Migrate applications to Stable/Newton

Migrate applications to Stable/Newton

In Newton a number of useful features that can be used by developers creating their murano applications were implemented. Also some changes are not backward compatible. This document describes these features, how they may be included into the new apps and what benefits the apps may gain.

1. New syntax for the action declaration

Previously, for declaring action in MuranoPL application, following syntax was used:

methodName:
  Usage: Action

This syntax is deprecated now for packages with FormatVersion starting from 1.4, and you should use the Scope attribute:

methodName:
  Scope: Public

For more information about actions in MuranoPL, see Murano actions.

2. Usage of static methods as Action

Now you can declare static method as action with Scope and Usage attributes

methodName:
  Scope: Public
  Usage: Static

For more information about static methods in MuranoPL, see Static methods and properties.

3. Template contract support

New contract function template was introduced. template works similar to the class in regards to the data validation but does not instantiate objects. The template is just a dictionary with object model representation of the object.

It is useful when you do not necessarily need to pass the actual object as a property or as a method argument and use it right away, but rather to create new objects of this type in runtime from the given template. It is especially beneficial for resources replication or situations when object creation depends on some conditions.

Objects that are assigned to the property or argument with template contract will be automatically converted to their object model representation.

4. Multi-region support

Starting from Newton release cloud resource classes (instances, networks, volumes) can be explicitly put into OpenStack regions other than environment default. Thus it becomes possible to have applications that make use of more than one region including stretching/bursting to other regions.

Each resource class has got new regionName property which controls its placement. If no value is provided, default region for environment is used. Applications wanting to take advantage of multi-region support should access security manager and Heat stacks from regions of their resources rather than from the environment.

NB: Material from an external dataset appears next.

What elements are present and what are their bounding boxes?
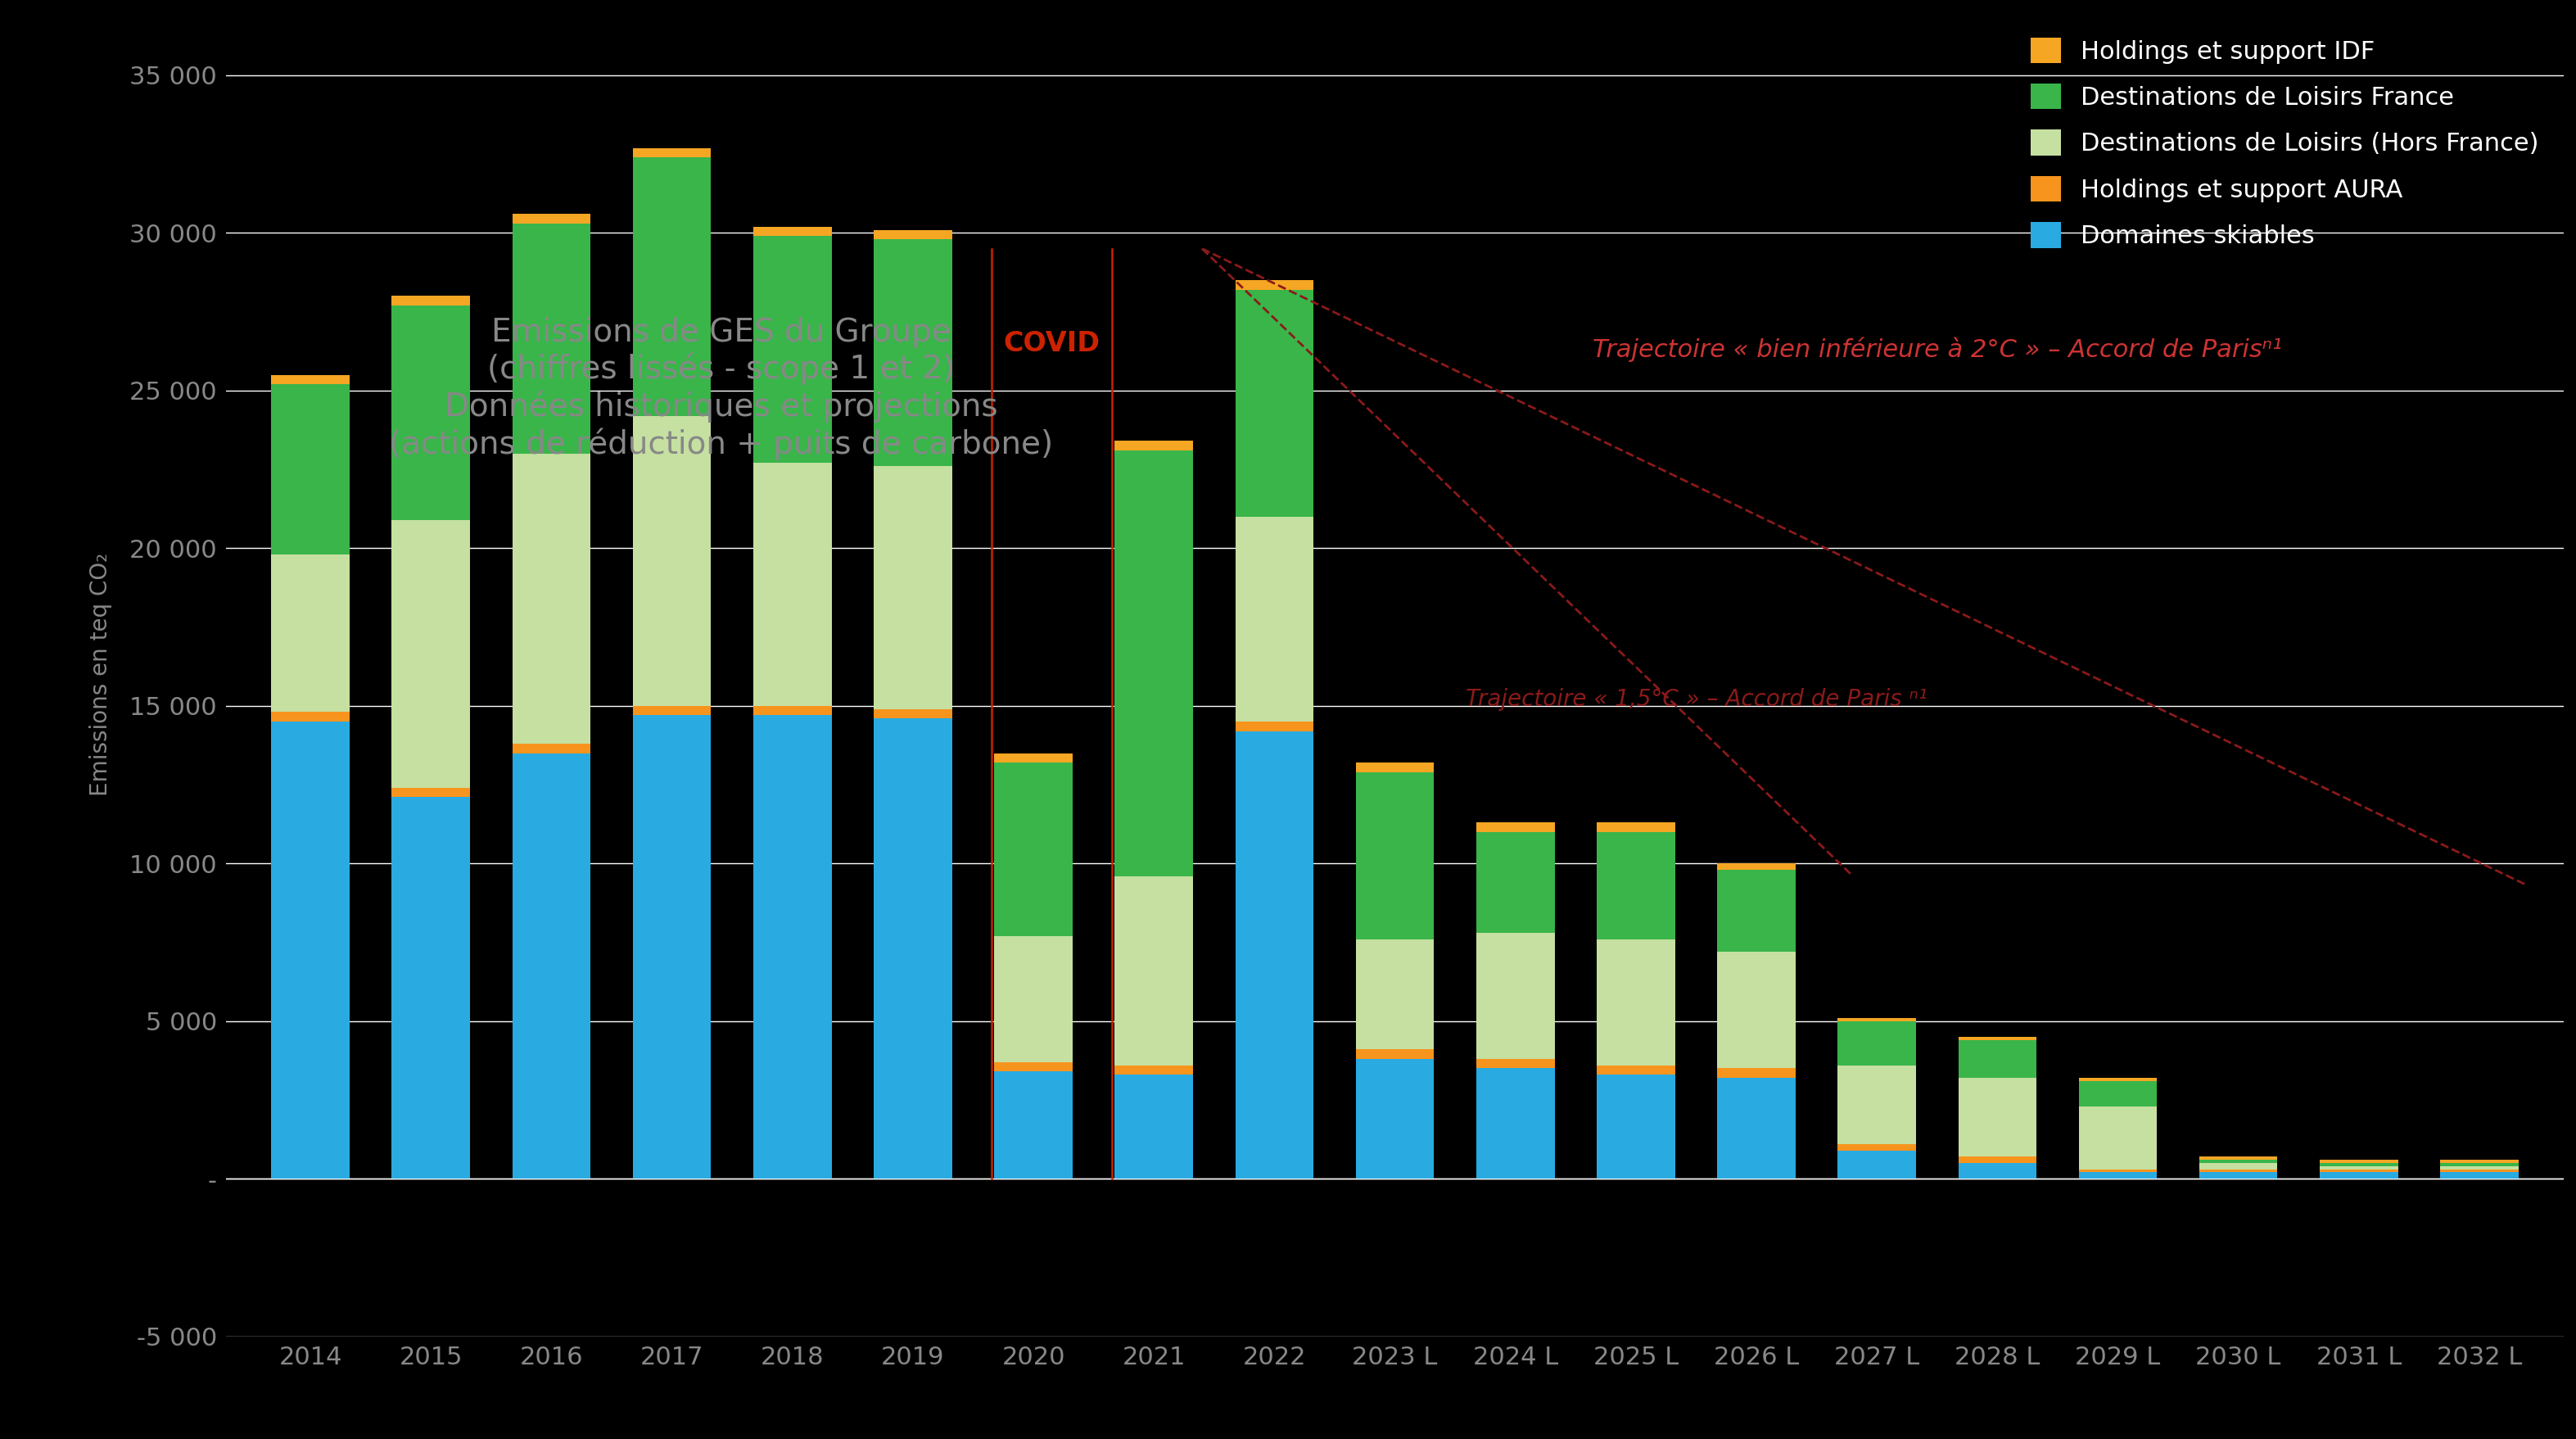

Regions need to be configured before they can be used. Please refer to documentation on how to do this: Multi-region application.

Changes in the core library

io.murano.Environment class contains regions property with list of io.murano.CloudRegion objects. Heat stack, networks and agent listener are now owned by io.murano.CloudRegion instances rather than by Environment.

You can not get io.murano.resources.Network objects from Enviromnent::defaultNetworks now. This property only contains templates for io.murano.CloudRegion default networks.

The proper way to retrieve io.murano.resources.Network object is now the following:

$region: $instance.getRegion()
$networks: $region.defaultNetworks

5. Changes to property validation

string() contract no longer converts to string anything but scalar values.

6. Garbage collection

New approach to resource deallocation was introduced.

Previously murano used to load Objects and ObjectsCopy sections of the JSON object model independently which cause for objects that were not deleted between deployments to instantiate twice. If deleted object were to cause any changes to such alive objects they were made to the objects loaded from ObjectsCopy and immediately discarded before the deployment. Now this behaviour is changed and there is no more duplicates of the same object.

Applications can also make use of the new features. Now it is possible to perform on-demand destruction of the unreferenced MuranoPL objects during the deployment from the application code. The io.murano.system.GC.GarbageCollector.collect() static method may be used for that.

Also objects obtained ability to set up destruction dependencies to the other objects. Destruction dependencies allow to define the preferable order of objects destruction and let objects be aware of other objects destruction, react to this event, including the ability to prevent other objects from being destroyed.

Please refer to the documentation on how to use the garbage collector: garbage_collection.